The two temperatures used in the trial represent likely tropical ocean temperatures at the mid-century and by 2100, based on current trends in carbon dioxide emissions by humanity. A 3 degree increase in tropical ocean temperatures is the temperature predicted to occur if humanity's carbon dioxide emissions continue on their current trajectory.
The unusual finding suggests that some fish may have an innate ability to cope with increased sea temperatures greater than previously thought, the researchers say.
However they caution it applies so far only to a single coral reef fish species, and does not address the more complex issue of the survival of the coral habitat itself, and the effects of warming on plankton in the food chains on which fish depend.
Also, there are likely to be penalties for fish that successfully adapt to higher temperatures, Jennifer Donelson says.

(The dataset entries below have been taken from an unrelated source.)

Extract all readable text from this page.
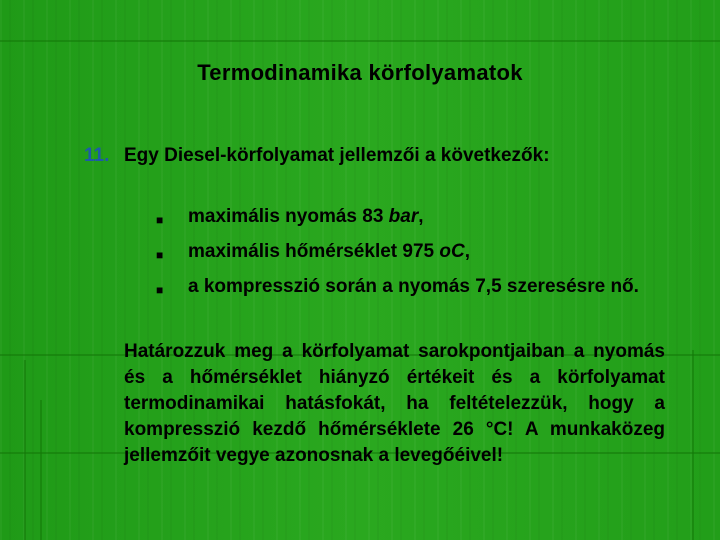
Termodinamika körfolyamatok
11. Egy Diesel-körfolyamat jellemzői a következők:
■ maximális nyomás 83 bar,
■ maximális hőmérséklet 975 oC,
■ a kompresszió során a nyomás 7,5 szeresésre nő.
Határozzuk meg a körfolyamat sarokpontjaiban a nyomás és a hőmérséklet hiányzó értékeit és a körfolyamat termodinamikai hatásfokát, ha feltételezzük, hogy a kompresszió kezdő hőmérséklete 26 °C! A munkaközeg jellemzőit vegye azonosnak a levegőéivel!
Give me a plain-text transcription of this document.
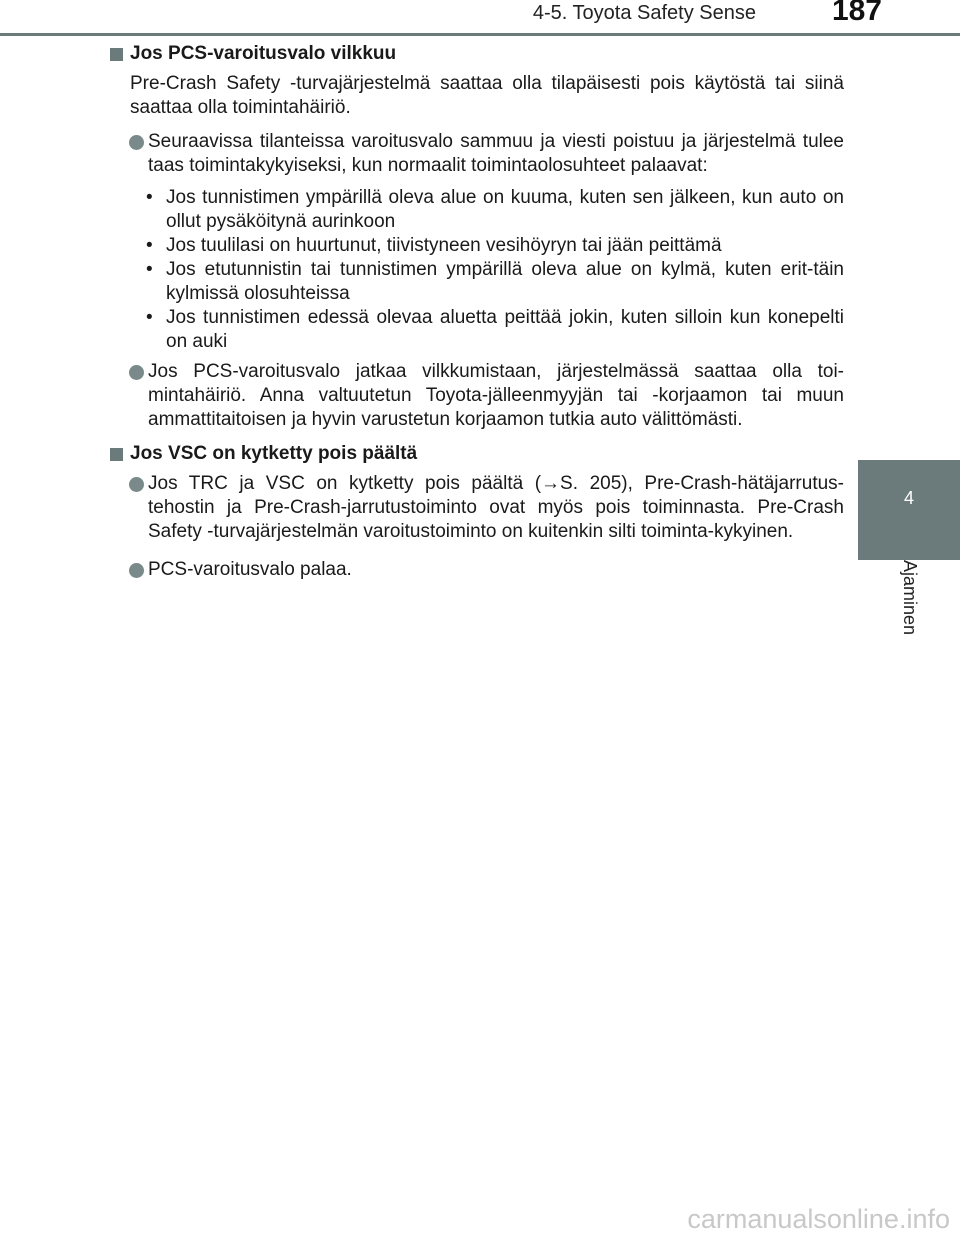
4-5. Toyota Safety Sense	187
4
Ajaminen
Jos PCS-varoitusvalo vilkkuu

Pre-Crash Safety -turvajärjestelmä saattaa olla tilapäisesti pois käytöstä tai siinä saattaa olla toimintahäiriö.

Seuraavissa tilanteissa varoitusvalo sammuu ja viesti poistuu ja järjestelmä tulee taas toimintakykyiseksi, kun normaalit toimintaolosuhteet palaavat:
• Jos tunnistimen ympärillä oleva alue on kuuma, kuten sen jälkeen, kun auto on ollut pysäköitynä aurinkoon
• Jos tuulilasi on huurtunut, tiivistyneen vesihöyryn tai jään peittämä
• Jos etutunnistin tai tunnistimen ympärillä oleva alue on kylmä, kuten erit-täin kylmissä olosuhteissa
• Jos tunnistimen edessä olevaa aluetta peittää jokin, kuten silloin kun konepelti on auki
Jos PCS-varoitusvalo jatkaa vilkkumistaan, järjestelmässä saattaa olla toi-mintahäiriö. Anna valtuutetun Toyota-jälleenmyyjän tai -korjaamon tai muun ammattitaitoisen ja hyvin varustetun korjaamon tutkia auto välittömästi.
Jos VSC on kytketty pois päältä
Jos TRC ja VSC on kytketty pois päältä (→S. 205), Pre-Crash-hätäjarrutus-tehostin ja Pre-Crash-jarrutustoiminto ovat myös pois toiminnasta. Pre-Crash Safety -turvajärjestelmän varoitustoiminto on kuitenkin silti toiminta-kykyinen.
PCS-varoitusvalo palaa.
carmanualsonline.info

Initial observations suggest that the acclimatized offspring are on average smaller than their parents, and we still do not know if they are able to reproduce at the same rate as their predecessors.
Although the experiment has yet to run its full course, the researchers also say they do not expect the fishes' ability to adjust to higher temperatures to continue past 3 degrees.
"At such a level of planetary warming there will be profound changes in Earth's ecosystems, affecting all forms of life, including humans," says Prof. Munday.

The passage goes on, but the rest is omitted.